I bought a small bilge pump, and I'll mount it in an old Igloo cooler I keep in the engine room, and I'll "CIP" (clean in place) the whole system at once, circulating the cleaning agent for an hour or two. This method eliminates the chore of removing each component separately and taking them into a shop to soak them, a very labor intensive operation. We'll see how it goes and give a report. I expect success; any beer brewer worth his salt knows how to clean brewery equipment. The same logic is applied on the process of which I am about to try.
One thing we have learned first hand; we have eliminated any thoughts of ever staying in this mooring field long term. It's too rough. If a storm was predicted, we'd probably go elsewhere for more protection, but we are experiencing light winds and are still getting bounced around out here.
Lots of boats are anchored around the area and are not in the mooring field, but paying for the mooring gets us pump-outs (when they come by), and it gives us access to water, the laundry and someone to accept mail and packages, and the rent is only $300 per month. But a mooring is only as good as its location, and even though we like Coconut Grove way better than Marathon, the mooring field at Marathon is far, far better.

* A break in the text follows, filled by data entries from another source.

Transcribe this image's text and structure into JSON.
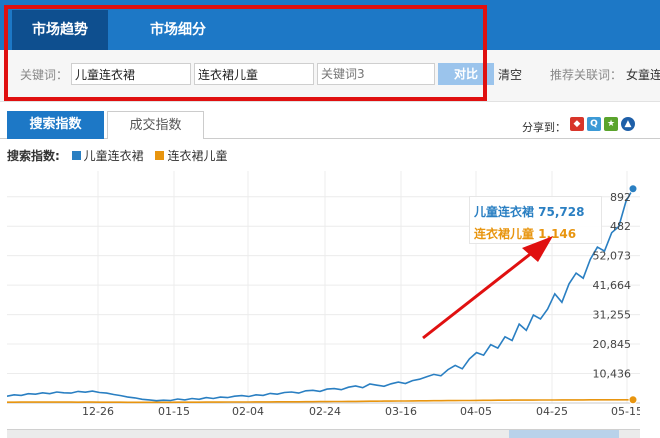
{
  "topnav": {
    "tabs": [
      {
        "label": "市场趋势",
        "active": true
      },
      {
        "label": "市场细分",
        "active": false
      }
    ]
  },
  "keywords": {
    "label": "关键词：",
    "kw1": "儿童连衣裙",
    "kw2": "连衣裙儿童",
    "kw3_placeholder": "关键词3",
    "compare_button": "对比",
    "clear_link": "清空",
    "recommend_label": "推荐关联词：",
    "recommend_item": "女童连"
  },
  "subtabs": [
    {
      "label": "搜索指数",
      "active": true
    },
    {
      "label": "成交指数",
      "active": false
    }
  ],
  "share": {
    "label": "分享到：",
    "icons": [
      "share-icon-a",
      "share-icon-b",
      "share-icon-c",
      "share-icon-d"
    ]
  },
  "legend": {
    "title": "搜索指数:",
    "series": [
      {
        "name": "儿童连衣裙",
        "color": "#2a7fc2"
      },
      {
        "name": "连衣裙儿童",
        "color": "#e8950f"
      }
    ]
  },
  "tooltip": {
    "line1": "儿童连衣裙 75,728",
    "line2": "连衣裙儿童 1,146"
  },
  "chart_data": {
    "type": "line",
    "x_ticks": [
      "12-26",
      "01-15",
      "02-04",
      "02-24",
      "03-16",
      "04-05",
      "04-25",
      "05-15"
    ],
    "y_ticks": [
      10436,
      20845,
      31255,
      41664,
      52073,
      62482,
      72892
    ],
    "y_tick_labels": [
      "10,436",
      "20,845",
      "31,255",
      "41,664",
      "52,073",
      "482",
      "892"
    ],
    "ylim": [
      0,
      82000
    ],
    "grid": true,
    "series": [
      {
        "name": "儿童连衣裙",
        "color": "#2a7fc2",
        "values": [
          2400,
          2900,
          2700,
          3300,
          3100,
          3600,
          3300,
          3900,
          3600,
          3500,
          4100,
          3800,
          4200,
          3700,
          3500,
          3000,
          2600,
          2100,
          1800,
          1300,
          1100,
          800,
          1000,
          900,
          1400,
          1100,
          1600,
          1300,
          1900,
          1600,
          2100,
          1900,
          2400,
          2600,
          2300,
          2900,
          2700,
          3400,
          3100,
          3700,
          3900,
          3500,
          4300,
          4500,
          4100,
          4900,
          5100,
          4700,
          5600,
          6000,
          5400,
          6700,
          6300,
          5900,
          6800,
          7400,
          6900,
          7900,
          8400,
          9300,
          10100,
          9600,
          11800,
          13300,
          12100,
          15600,
          17800,
          16900,
          20600,
          19400,
          23400,
          22100,
          27900,
          25700,
          31100,
          29700,
          33200,
          38600,
          35600,
          42100,
          45900,
          44100,
          50800,
          55100,
          53700,
          60200,
          62400,
          71200,
          75728
        ]
      },
      {
        "name": "连衣裙儿童",
        "color": "#e8950f",
        "values": [
          300,
          300,
          320,
          310,
          330,
          310,
          340,
          320,
          330,
          310,
          300,
          320,
          310,
          300,
          290,
          280,
          270,
          260,
          250,
          240,
          230,
          240,
          250,
          260,
          270,
          280,
          290,
          300,
          310,
          320,
          330,
          340,
          350,
          360,
          370,
          380,
          390,
          400,
          410,
          420,
          430,
          440,
          450,
          460,
          480,
          500,
          520,
          540,
          560,
          580,
          600,
          620,
          640,
          660,
          680,
          700,
          720,
          740,
          760,
          780,
          800,
          820,
          840,
          860,
          880,
          900,
          920,
          940,
          960,
          980,
          1000,
          1010,
          1020,
          1030,
          1040,
          1050,
          1060,
          1070,
          1080,
          1090,
          1100,
          1110,
          1115,
          1120,
          1125,
          1130,
          1135,
          1140,
          1146
        ]
      }
    ]
  }
}
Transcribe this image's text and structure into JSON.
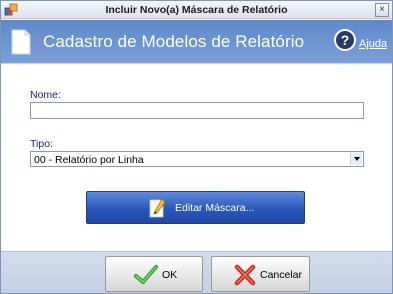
{
  "window": {
    "title": "Incluir Novo(a) Máscara de Relatório",
    "close_symbol": "×",
    "icon": "app-icon"
  },
  "header": {
    "title": "Cadastro de Modelos de Relatório",
    "icon": "document-icon",
    "help_symbol": "?",
    "help_label": "Ajuda"
  },
  "form": {
    "nome_label": "Nome:",
    "nome_value": "",
    "tipo_label": "Tipo:",
    "tipo_selected": "00 - Relatório por Linha"
  },
  "actions": {
    "edit_mask_label": "Editar Máscara...",
    "ok_label": "OK",
    "cancel_label": "Cancelar"
  },
  "colors": {
    "header_bg": "#6a92d0",
    "edit_button_bg": "#2a57b8",
    "label_text": "#1b1e7a",
    "footer_bg": "#c9d4e6"
  }
}
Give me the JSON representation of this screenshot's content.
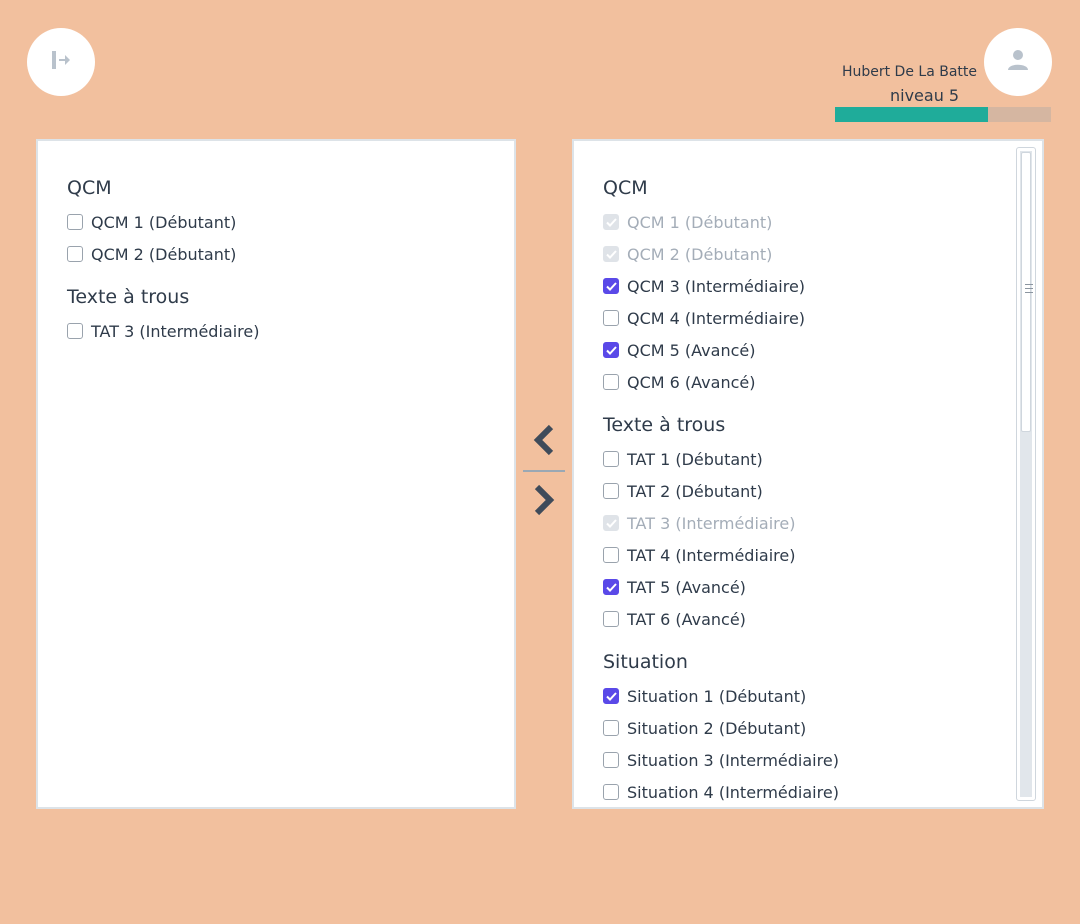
{
  "header": {
    "user_name": "Hubert De La Batte",
    "user_level": "niveau 5",
    "level_progress_percent": 71,
    "icons": {
      "logout": "logout-icon",
      "avatar": "user-icon"
    }
  },
  "colors": {
    "background": "#f2c09e",
    "progress_fill": "#1fac9a",
    "progress_track": "#d5b6a1",
    "checkbox_checked": "#5a49e8",
    "text": "#2f3b4a",
    "text_disabled": "#a4adb8"
  },
  "left_panel": {
    "groups": [
      {
        "title": "QCM",
        "items": [
          {
            "label": "QCM 1 (Débutant)",
            "state": "unchecked"
          },
          {
            "label": "QCM 2 (Débutant)",
            "state": "unchecked"
          }
        ]
      },
      {
        "title": "Texte à trous",
        "items": [
          {
            "label": "TAT 3 (Intermédiaire)",
            "state": "unchecked"
          }
        ]
      }
    ]
  },
  "transfer": {
    "left_icon": "chevron-left-icon",
    "right_icon": "chevron-right-icon"
  },
  "right_panel": {
    "groups": [
      {
        "title": "QCM",
        "items": [
          {
            "label": "QCM 1 (Débutant)",
            "state": "disabled-checked"
          },
          {
            "label": "QCM 2 (Débutant)",
            "state": "disabled-checked"
          },
          {
            "label": "QCM 3 (Intermédiaire)",
            "state": "checked"
          },
          {
            "label": "QCM 4 (Intermédiaire)",
            "state": "unchecked"
          },
          {
            "label": "QCM 5 (Avancé)",
            "state": "checked"
          },
          {
            "label": "QCM 6 (Avancé)",
            "state": "unchecked"
          }
        ]
      },
      {
        "title": "Texte à trous",
        "items": [
          {
            "label": "TAT 1 (Débutant)",
            "state": "unchecked"
          },
          {
            "label": "TAT 2 (Débutant)",
            "state": "unchecked"
          },
          {
            "label": "TAT 3 (Intermédiaire)",
            "state": "disabled-checked"
          },
          {
            "label": "TAT 4 (Intermédiaire)",
            "state": "unchecked"
          },
          {
            "label": "TAT 5 (Avancé)",
            "state": "checked"
          },
          {
            "label": "TAT 6 (Avancé)",
            "state": "unchecked"
          }
        ]
      },
      {
        "title": "Situation",
        "items": [
          {
            "label": "Situation 1 (Débutant)",
            "state": "checked"
          },
          {
            "label": "Situation 2 (Débutant)",
            "state": "unchecked"
          },
          {
            "label": "Situation 3 (Intermédiaire)",
            "state": "unchecked"
          },
          {
            "label": "Situation 4 (Intermédiaire)",
            "state": "unchecked"
          }
        ]
      }
    ]
  }
}
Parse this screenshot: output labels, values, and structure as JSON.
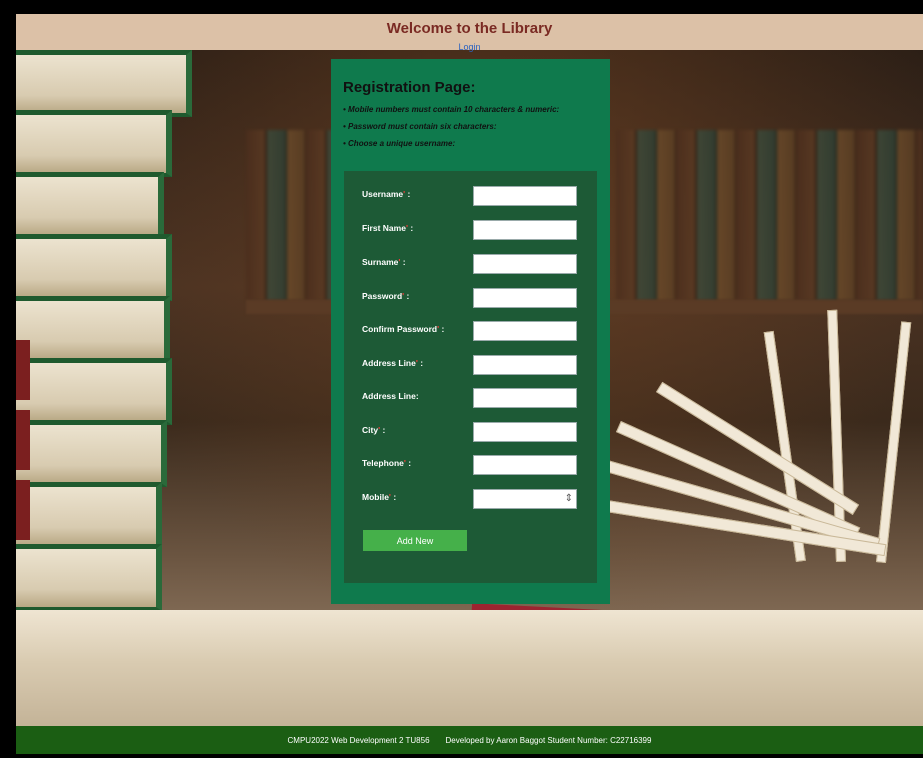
{
  "header": {
    "title": "Welcome to the Library",
    "login_link": "Login"
  },
  "registration": {
    "title": "Registration Page:",
    "rules": [
      "• Mobile numbers must contain 10 characters & numeric:",
      "• Password must contain six characters:",
      "• Choose a unique username:"
    ],
    "fields": [
      {
        "label": "Username",
        "required": true,
        "value": ""
      },
      {
        "label": "First Name",
        "required": true,
        "value": ""
      },
      {
        "label": "Surname",
        "required": true,
        "value": ""
      },
      {
        "label": "Password",
        "required": true,
        "value": ""
      },
      {
        "label": "Confirm Password",
        "required": true,
        "value": ""
      },
      {
        "label": "Address Line",
        "required": true,
        "value": ""
      },
      {
        "label": "Address Line:",
        "required": false,
        "value": ""
      },
      {
        "label": "City",
        "required": true,
        "value": ""
      },
      {
        "label": "Telephone",
        "required": true,
        "value": ""
      },
      {
        "label": "Mobile",
        "required": true,
        "value": ""
      }
    ],
    "submit_label": "Add New"
  },
  "footer": {
    "course": "CMPU2022 Web Development 2 TU856",
    "developer": "Developed by Aaron Baggot Student Number: C22716399"
  },
  "colors": {
    "header_bg": "#dcc1a7",
    "title_color": "#7a2a23",
    "panel_bg": "#0f7a4d",
    "form_bg": "#1d5a36",
    "button_bg": "#45b04a",
    "footer_bg": "#1b5e13",
    "required_marker": "#ff3b3b"
  }
}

If we come back here to spend any length of time, we think it'll be at the marina.
A few mornings ago, before this latest unsettled weather, we were treated to this sunrise with Miami in the background. It would be great if the water was this smooth all the time.
For now, we'll be here for another week or so. A friend from my beer factory days is coming into town next week, and we want to see him and his new family. Then, we'll make our way to Key West and stay two months in Key West Bight, and then move to Stock Island, where we'll be for at least two more months at the new Stock Island Marina Village, which is opening on October 1. The dockage rates are fair at this new facility, and there is no requirement to sign up for a year to get a good rate.
Our handle of "Swing Set On the Hook" may be inaccurate for the next four months, but after 18 months of continuous travel, we are wanting to take a bit of a break. Did I mention about how spoiled we got using the air conditioning at Grove Harbor?